Associazione Nazionale Medici Cardiologi Ospedalieri

CONGRESS ABSTRACT

CONGRESS ABSTRACT

PITFALLS IN HEMANGIOMA MULTIMODALITY IMAGING

Cipollone Enea Bari (Bari) – Cardio Thoracic Department, Cardiology Unit, Policlinico di Bari | Cipollone Enea Bari (Bari) – Cardio Thoracic Department, Cardiology Unit, Policlinico di Bari | Mannarini Antonella Bari (Bari) – Cardio Thoracic Department, Cardiology Unit, Policlinico di Bari | Capriati Gaetano Bari (Bari) – Cardio Thoracic Department, Cardiology Unit, Policlinico di Bari | Ferrante Marica Bari (Bari) – Cardio Thoracic Department, Cardiology Unit, Policlinico di Bari | Sorino Margherita Bari (Bari) – Cardio Thoracic Department, Cardiology Unit, Policlinico di Bari | Carratù Pierluigi Bari (Bari) – Internal Medicine Unit, Policlinico di Bari | Padalino Massimo Bari (Bari) – Cardio Thoracic Department, Cardiac Surgery Unit, Policlinico di Bari | D’Agostino Carlo Bari (Bari) – Cardio Thoracic Department, Cardiology Unit, Policlinico di Bari

INTRODUCTION: Primitive cardiac neoplasms are rare and usually diagnosed after death, mainly due to the nonspecificity of signs and symptoms. Among the benign cardiac tumors, cavernous angiomas represent the 2.8%. The appearance goes from childhood to adulthood.
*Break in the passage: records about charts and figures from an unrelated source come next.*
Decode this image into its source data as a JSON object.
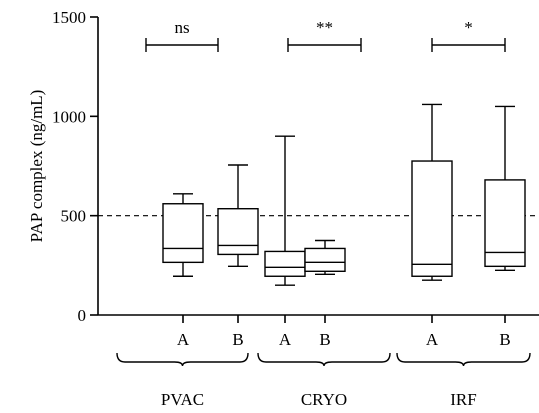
{
  "chart_data": {
    "type": "box",
    "ylabel": "PAP complex (ng/mL)",
    "ylim": [
      0,
      1500
    ],
    "yticks": [
      0,
      500,
      1000,
      1500
    ],
    "reference_line": 500,
    "categories": [
      "A",
      "B",
      "A",
      "B",
      "A",
      "B"
    ],
    "groups": [
      {
        "name": "PVAC",
        "boxes": [
          {
            "label": "A",
            "min": 195,
            "q1": 265,
            "median": 335,
            "q3": 560,
            "max": 610
          },
          {
            "label": "B",
            "min": 245,
            "q1": 305,
            "median": 350,
            "q3": 535,
            "max": 755
          }
        ],
        "significance": "ns"
      },
      {
        "name": "CRYO",
        "boxes": [
          {
            "label": "A",
            "min": 150,
            "q1": 195,
            "median": 240,
            "q3": 320,
            "max": 900
          },
          {
            "label": "B",
            "min": 205,
            "q1": 220,
            "median": 265,
            "q3": 335,
            "max": 375
          }
        ],
        "significance": "**"
      },
      {
        "name": "IRF",
        "boxes": [
          {
            "label": "A",
            "min": 175,
            "q1": 195,
            "median": 255,
            "q3": 775,
            "max": 1060
          },
          {
            "label": "B",
            "min": 225,
            "q1": 245,
            "median": 315,
            "q3": 680,
            "max": 1050
          }
        ],
        "significance": "*"
      }
    ],
    "grid": false
  }
}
Symptoms can vary according to the localization, dimensions and the cardiac structures involved. CLINICAL CASE: A 59-year-old hypertensive, dyslipidemic, diabetic, ex-smoker woman comes to our emergency department for exertional dyspnea in the suspect of pulmonary embolism. A chest CT scan just showed right intraauricular thrombosis without pulmonary embolism. Anticoagulant therapy and genetic examination for thrombophilia were started. After a month, a cardiac MRI confirmed the suspicion of thrombotic material in the organizing phase described as right atrial formation with axial diameters of 3 cm x 2 cm and longitudinal diameter of 3,8 cm, impressing the SVC ostium, marked high intensity on T2- weighted and infiltrated by contrast. In the following month, the patient was hospitalized again due to worsening of the dyspnea and nocturnal chest pain. Coronary angiography showed sub-occlusive stenosis of the mid-proximal AIV and 80% stenosis of the 1st mid-diagonal branch. A transthoracic-transesophageal echocardiography study confirmed that the mass protrudes into the right atrium up to orifice of the inferior cava(30 x 40 mm) and for the first time has highlighted regular margins with hyperechogenicity of the surface compatible with the thin capsule. A uniform content, without signs of pulsatile vascularization, and a hypoechoic portion of 11 x 10 mm at the level of the implant base, surrounded by thin intralesional sedimentation, was described. In the suspicion of angioma, cardiac surgery consultation was requested, which confirmed the diagnosis and put the patient to surgery. Histopathological examination confirmed cardiac cavernous hemangioma. CONCLUSIONS: The integration of surface echocardiographic findings with CT and MRI data of the prevalent blood component has led to a correct diagnosis and therapeutic management. Surgical excision of cardiac hemangioma is recommended for resectable tumor and is considered curative in most cases.